23 июля 1922 г. после военного парада, крестного хода и молебна, на котором вместе с представителями Русской Православной Церкви присутствовали представители старообрядческой общины и мусульмане, открылись заседания Земского Собора. Редкий пример народного единодушия наблюдали участники этих событий. Молитвенный порыв объединил священников и мирян, солдат и офицеров, казаков, рабочих и крестьян. На мгновение забылись былые распри, на мгновение как бы вернулась Старая Россия, будто и не было страшных лет Смуты и безбожного торжествующего Хама, залившего кровью многострадальную Россию… Увы, но только на мгновение.
Первый акт Собора имел огромное историческое значение.
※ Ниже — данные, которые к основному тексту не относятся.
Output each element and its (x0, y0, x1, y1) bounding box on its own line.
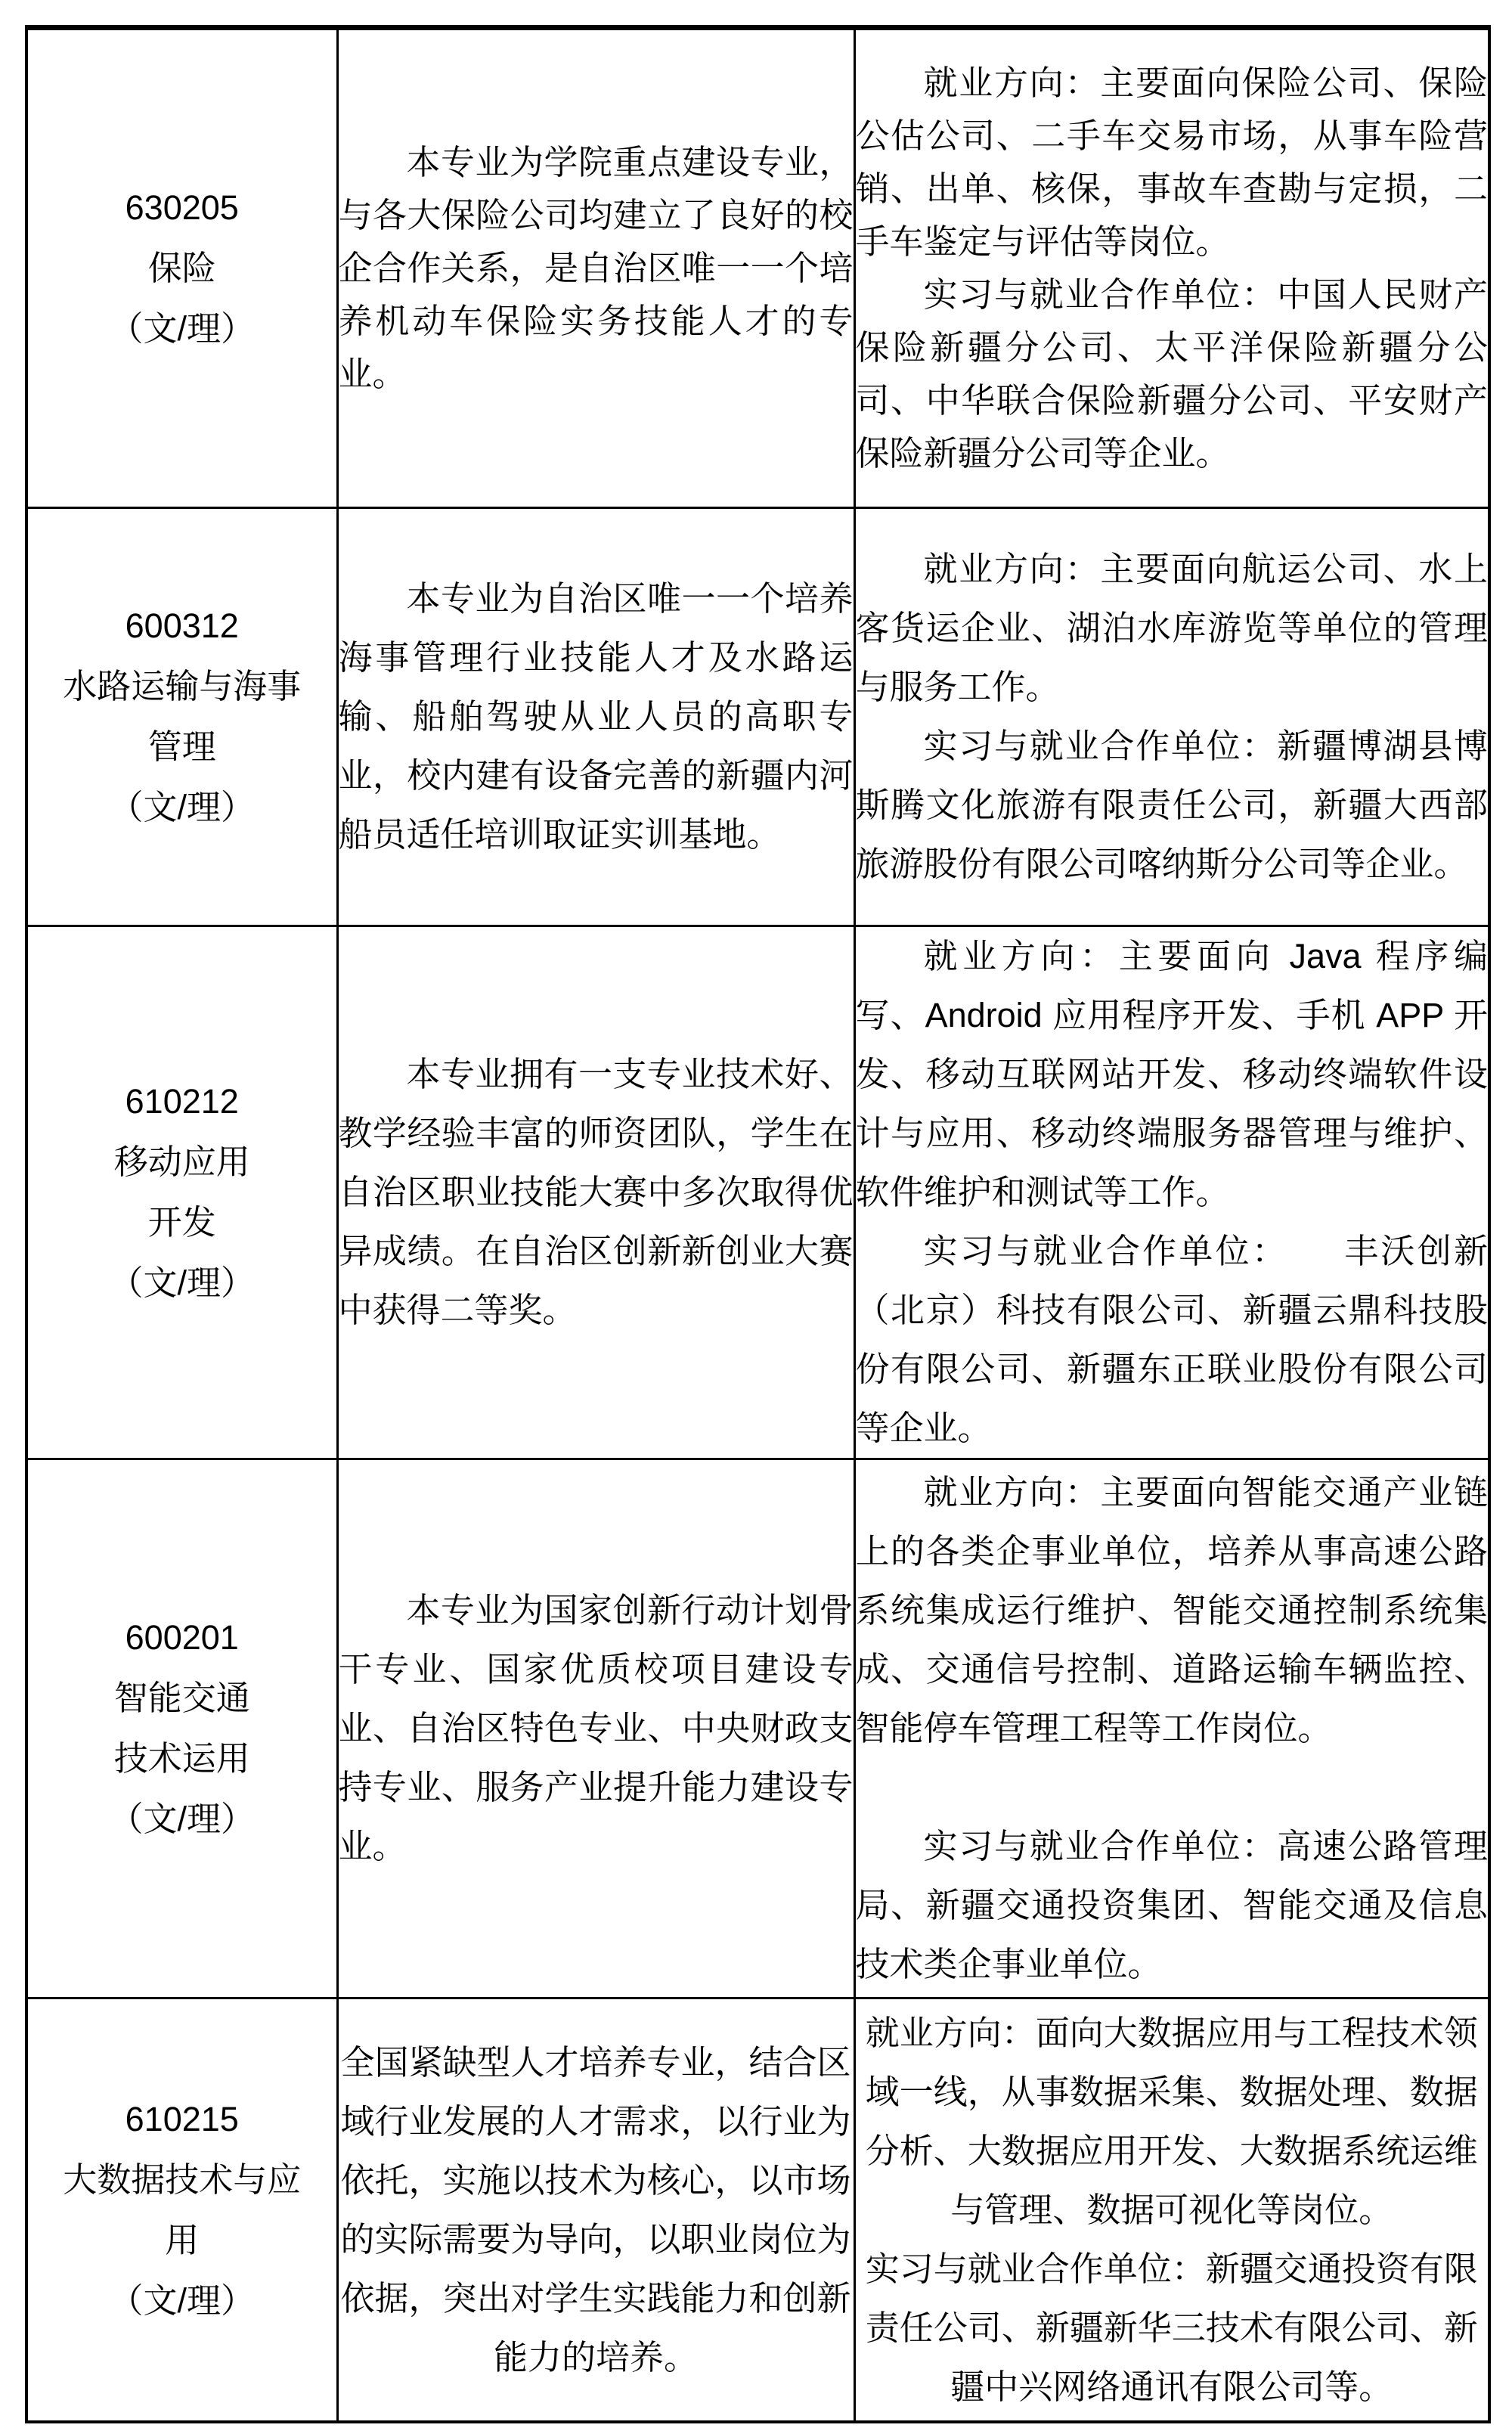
table-row: 610212 移动应用 开发 （文/理） 本专业拥有一支专业技术好、教学经验丰富… (26, 926, 1489, 1459)
description-cell: 本专业拥有一支专业技术好、教学经验丰富的师资团队，学生在自治区职业技能大赛中多次… (337, 926, 854, 1459)
major-cell: 610212 移动应用 开发 （文/理） (26, 926, 337, 1459)
employment-cell: 就业方向：主要面向航运公司、水上客货运企业、湖泊水库游览等单位的管理与服务工作。… (854, 508, 1489, 926)
major-track: （文/理） (28, 1789, 336, 1850)
major-track: （文/理） (28, 1253, 336, 1313)
major-code: 610215 (28, 2089, 336, 2150)
employment-paragraph: 就业方向：主要面向航运公司、水上客货运企业、湖泊水库游览等单位的管理与服务工作。 (856, 540, 1489, 717)
employment-cell: 就业方向：面向大数据应用与工程技术领域一线，从事数据采集、数据处理、数据分析、大… (854, 1998, 1489, 2423)
table-row: 600312 水路运输与海事 管理 （文/理） 本专业为自治区唯一一个培养海事管… (26, 508, 1489, 926)
employment-paragraph: 就业方向：主要面向 Java 程序编写、Android 应用程序开发、手机 AP… (856, 927, 1489, 1222)
employment-paragraph: 就业方向：主要面向智能交通产业链上的各类企事业单位，培养从事高速公路系统集成运行… (856, 1463, 1489, 1758)
description-paragraph: 本专业为学院重点建设专业，与各大保险公司均建立了良好的校企合作关系，是自治区唯一… (339, 136, 854, 401)
employment-cell: 就业方向：主要面向保险公司、保险公估公司、二手车交易市场，从事车险营销、出单、核… (854, 28, 1489, 508)
major-cell: 600201 智能交通 技术运用 （文/理） (26, 1459, 337, 1998)
employment-paragraph: 实习与就业合作单位：高速公路管理局、新疆交通投资集团、智能交通及信息技术类企事业… (856, 1817, 1489, 1994)
major-name: 移动应用 开发 (28, 1132, 336, 1253)
table-row: 610215 大数据技术与应 用 （文/理） 全国紧缺型人才培养专业，结合区域行… (26, 1998, 1489, 2423)
employment-paragraph: 实习与就业合作单位：新疆博湖县博斯腾文化旅游有限责任公司，新疆大西部旅游股份有限… (856, 717, 1489, 894)
employment-paragraph: 实习与就业合作单位：中国人民财产保险新疆分公司、太平洋保险新疆分公司、中华联合保… (856, 268, 1489, 480)
description-cell: 本专业为自治区唯一一个培养海事管理行业技能人才及水路运输、船舶驾驶从业人员的高职… (337, 508, 854, 926)
description-paragraph: 本专业拥有一支专业技术好、教学经验丰富的师资团队，学生在自治区职业技能大赛中多次… (339, 1045, 854, 1340)
employment-paragraph: 就业方向：面向大数据应用与工程技术领域一线，从事数据采集、数据处理、数据分析、大… (856, 2004, 1489, 2240)
description-cell: 全国紧缺型人才培养专业，结合区域行业发展的人才需求，以行业为依托，实施以技术为核… (337, 1998, 854, 2423)
majors-table-body: 630205 保险 （文/理） 本专业为学院重点建设专业，与各大保险公司均建立了… (26, 28, 1489, 2423)
major-cell: 610215 大数据技术与应 用 （文/理） (26, 1998, 337, 2423)
description-paragraph: 本专业为自治区唯一一个培养海事管理行业技能人才及水路运输、船舶驾驶从业人员的高职… (339, 569, 854, 864)
major-code: 630205 (28, 178, 336, 238)
description-cell: 本专业为学院重点建设专业，与各大保险公司均建立了良好的校企合作关系，是自治区唯一… (337, 28, 854, 508)
employment-paragraph: 实习与就业合作单位： 丰沃创新（北京）科技有限公司、新疆云鼎科技股份有限公司、新… (856, 1222, 1489, 1458)
major-track: （文/理） (28, 777, 336, 838)
employment-paragraph: 实习与就业合作单位：新疆交通投资有限责任公司、新疆新华三技术有限公司、新疆中兴网… (856, 2240, 1489, 2417)
employment-paragraph (856, 1758, 1489, 1817)
major-code: 600312 (28, 596, 336, 656)
employment-cell: 就业方向：主要面向智能交通产业链上的各类企事业单位，培养从事高速公路系统集成运行… (854, 1459, 1489, 1998)
table-row: 630205 保险 （文/理） 本专业为学院重点建设专业，与各大保险公司均建立了… (26, 28, 1489, 508)
major-track: （文/理） (28, 2271, 336, 2331)
page: 630205 保险 （文/理） 本专业为学院重点建设专业，与各大保险公司均建立了… (0, 0, 1512, 2431)
major-code: 600201 (28, 1608, 336, 1668)
major-name: 水路运输与海事 管理 (28, 656, 336, 777)
major-track: （文/理） (28, 299, 336, 359)
employment-paragraph: 就业方向：主要面向保险公司、保险公估公司、二手车交易市场，从事车险营销、出单、核… (856, 57, 1489, 268)
employment-cell: 就业方向：主要面向 Java 程序编写、Android 应用程序开发、手机 AP… (854, 926, 1489, 1459)
major-name: 保险 (28, 238, 336, 299)
major-cell: 600312 水路运输与海事 管理 （文/理） (26, 508, 337, 926)
description-paragraph: 本专业为国家创新行动计划骨干专业、国家优质校项目建设专业、自治区特色专业、中央财… (339, 1581, 854, 1876)
majors-table: 630205 保险 （文/理） 本专业为学院重点建设专业，与各大保险公司均建立了… (25, 25, 1491, 2423)
major-name: 大数据技术与应 用 (28, 2150, 336, 2271)
description-paragraph: 全国紧缺型人才培养专业，结合区域行业发展的人才需求，以行业为依托，实施以技术为核… (339, 2033, 854, 2387)
major-name: 智能交通 技术运用 (28, 1668, 336, 1789)
table-row: 600201 智能交通 技术运用 （文/理） 本专业为国家创新行动计划骨干专业、… (26, 1459, 1489, 1998)
description-cell: 本专业为国家创新行动计划骨干专业、国家优质校项目建设专业、自治区特色专业、中央财… (337, 1459, 854, 1998)
major-cell: 630205 保险 （文/理） (26, 28, 337, 508)
major-code: 610212 (28, 1071, 336, 1132)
Следовало определить форму Верховной Власти и ее Верховного Предводителя. На заседании 31 июля депутат Собора от "несоциалистического блока" П.П. Васильев представил следующие тезисы: "Приамурский Земский Собор признает, что права на осуществление Верховной Власти в России принадлежит династии Дома Романовых" (207 голосов высказались "за" и 23 "против"); "В связи с этим Земский Собор считает необходимым и соответствующим желанию населения возглавление Национальной Государственности Приамурья Верховным Правителем из членов династии Дома Романовых, династией для сего указанным" (175 голосов "за" и 55 голосов "против"); "По сим соображениям Земский Собор почитает необходимым доложить о вышеизложенном Ее Императорскому Величеству Государыне Императрице Марии Федоровне и Его Императорскому Высочеству Великому Князю Николаю Николаевичу, высказывает свое пожелание, чтобы правительство вступило в переговоры с династией Дома Романовых на предмет приглашения одного из членов династии на пост Верховного Правителя" (188 голосов "за", 47 "против")[89].
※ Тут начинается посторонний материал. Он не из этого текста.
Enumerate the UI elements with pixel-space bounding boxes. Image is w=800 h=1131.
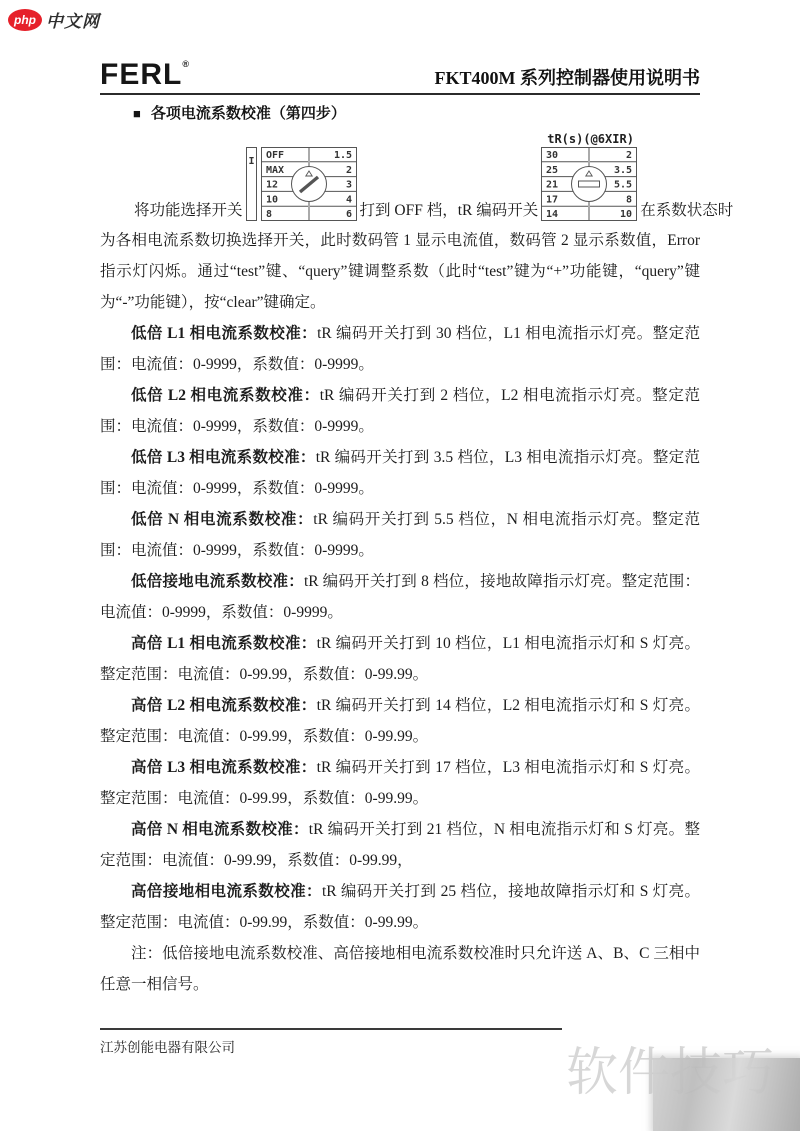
tr-switch-title: tR(s)(@6XIR) [547,132,634,146]
calibration-paragraph: 高倍接地相电流系数校准：tR 编码开关打到 25 档位，接地故障指示灯和 S 灯… [100,876,700,938]
page-footer: 江苏创能电器有限公司 [100,1028,562,1056]
intro-mid-text: 打到 OFF 档，tR 编码开关 [360,202,539,220]
intro-lead-text: 将功能选择开关 [134,202,243,220]
site-logo-text: 中文网 [46,7,100,32]
intro-continuation: 为各相电流系数切换选择开关，此时数码管 1 显示电流值，数码管 2 显示系数值，… [100,225,700,318]
svg-text:OFF: OFF [266,150,284,161]
section-heading-text: 各项电流系数校准（第四步） [151,106,346,122]
function-switch-diagram: I OFFMAX121081.52346 [246,147,357,221]
calibration-paragraph-title: 低倍 L1 相电流系数校准： [131,325,317,342]
svg-text:1.5: 1.5 [333,150,351,161]
calibration-paragraph-title: 低倍 N 相电流系数校准： [131,511,313,528]
manual-page: php 中文网 FERL® FKT400M 系列控制器使用说明书 ■各项电流系数… [0,0,800,1131]
calibration-paragraph: 低倍 L2 相电流系数校准：tR 编码开关打到 2 档位，L2 相电流指示灯亮。… [100,380,700,442]
svg-text:3.5: 3.5 [614,165,632,176]
svg-text:6: 6 [345,209,351,220]
svg-text:3: 3 [345,180,351,191]
svg-text:2: 2 [345,165,351,176]
svg-text:25: 25 [546,165,558,176]
calibration-paragraph-title: 高倍 N 相电流系数校准： [131,821,309,838]
svg-text:17: 17 [546,194,558,205]
svg-text:I: I [248,156,254,167]
calibration-paragraphs: 低倍 L1 相电流系数校准：tR 编码开关打到 30 档位，L1 相电流指示灯亮… [100,318,700,938]
brand-text: FERL [100,58,182,91]
calibration-paragraph: 高倍 L1 相电流系数校准：tR 编码开关打到 10 档位，L1 相电流指示灯和… [100,628,700,690]
svg-text:2: 2 [626,150,632,161]
intro-row: 将功能选择开关 I OFFMAX121081.52346 打到 OFF 档，tR… [100,132,700,221]
page-header: FERL® FKT400M 系列控制器使用说明书 [100,44,700,95]
calibration-paragraph: 高倍 L3 相电流系数校准：tR 编码开关打到 17 档位，L3 相电流指示灯和… [100,752,700,814]
svg-text:MAX: MAX [266,165,284,176]
svg-text:21: 21 [546,180,558,191]
calibration-paragraph-title: 低倍 L3 相电流系数校准： [131,449,316,466]
calibration-paragraph: 低倍接地电流系数校准：tR 编码开关打到 8 档位，接地故障指示灯亮。整定范围：… [100,566,700,628]
svg-text:5.5: 5.5 [614,180,632,191]
svg-text:14: 14 [546,209,558,220]
square-bullet-icon: ■ [133,106,141,121]
calibration-paragraph-title: 高倍 L2 相电流系数校准： [131,697,317,714]
svg-text:10: 10 [266,194,278,205]
calibration-paragraph-title: 高倍 L3 相电流系数校准： [131,759,317,776]
svg-text:30: 30 [546,150,558,161]
calibration-paragraph: 高倍 L2 相电流系数校准：tR 编码开关打到 14 档位，L2 相电流指示灯和… [100,690,700,752]
section-heading: ■各项电流系数校准（第四步） [133,102,346,123]
company-name: 江苏创能电器有限公司 [100,1040,235,1055]
php-logo-icon: php [8,9,42,31]
calibration-paragraph-title: 低倍 L2 相电流系数校准： [131,387,320,404]
svg-text:10: 10 [620,209,632,220]
site-logo: php 中文网 [8,7,100,32]
body-content: 将功能选择开关 I OFFMAX121081.52346 打到 OFF 档，tR… [100,132,700,1000]
trademark-symbol: ® [182,59,190,69]
calibration-paragraph-title: 高倍接地相电流系数校准： [131,883,322,900]
calibration-paragraph: 低倍 N 相电流系数校准：tR 编码开关打到 5.5 档位，N 相电流指示灯亮。… [100,504,700,566]
svg-text:8: 8 [626,194,632,205]
blurred-image-block [653,1058,800,1131]
calibration-paragraph: 低倍 L3 相电流系数校准：tR 编码开关打到 3.5 档位，L3 相电流指示灯… [100,442,700,504]
intro-tail-text: 在系数状态时 [640,202,733,220]
tr-switch-diagram: tR(s)(@6XIR) 302521171423.55.5810 [541,132,637,221]
calibration-paragraph: 高倍 N 相电流系数校准：tR 编码开关打到 21 档位，N 相电流指示灯和 S… [100,814,700,876]
note-paragraph: 注：低倍接地电流系数校准、高倍接地相电流系数校准时只允许送 A、B、C 三相中任… [100,938,700,1000]
calibration-paragraph-title: 低倍接地电流系数校准： [131,573,304,590]
svg-text:8: 8 [266,209,272,220]
svg-text:12: 12 [266,180,278,191]
calibration-paragraph-title: 高倍 L1 相电流系数校准： [131,635,317,652]
document-title: FKT400M 系列控制器使用说明书 [435,64,701,90]
svg-text:4: 4 [345,194,351,205]
brand-logo: FERL® [100,60,190,90]
calibration-paragraph: 低倍 L1 相电流系数校准：tR 编码开关打到 30 档位，L1 相电流指示灯亮… [100,318,700,380]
Важность данного решения состояла, прежде всего, в том, что впервые за всю историю Белого движения Дом Романовых был признан "Царствующим". За период с марта 1917 до июля 1922 г. вопрос о форме правления в России откладывался до решения Учредительного Собрания. Поэтому все белые правительства и сам Верховный Правитель России адмирал А.В. Колчак стояли на позициях "непредрешения", считая главной своей задачей борьбу с большевизмом и прекращение междоусобной войны. "В стане белых" нередко возникали конфликты между отдельными политическими лидерами и военными, среди самого генералитета и офицерства – на почве взаимных подозрений в стремлении к захвату власти. Теперь, после решения, принятого Земским Собором, идеология Белого движения получала прочную основу, на которой можно было приступить к построению новой государственной системы (разумеется, "новой" по отношению к предшествующим попыткам государственного строительства, начиная с февраля 1917 г.)[90].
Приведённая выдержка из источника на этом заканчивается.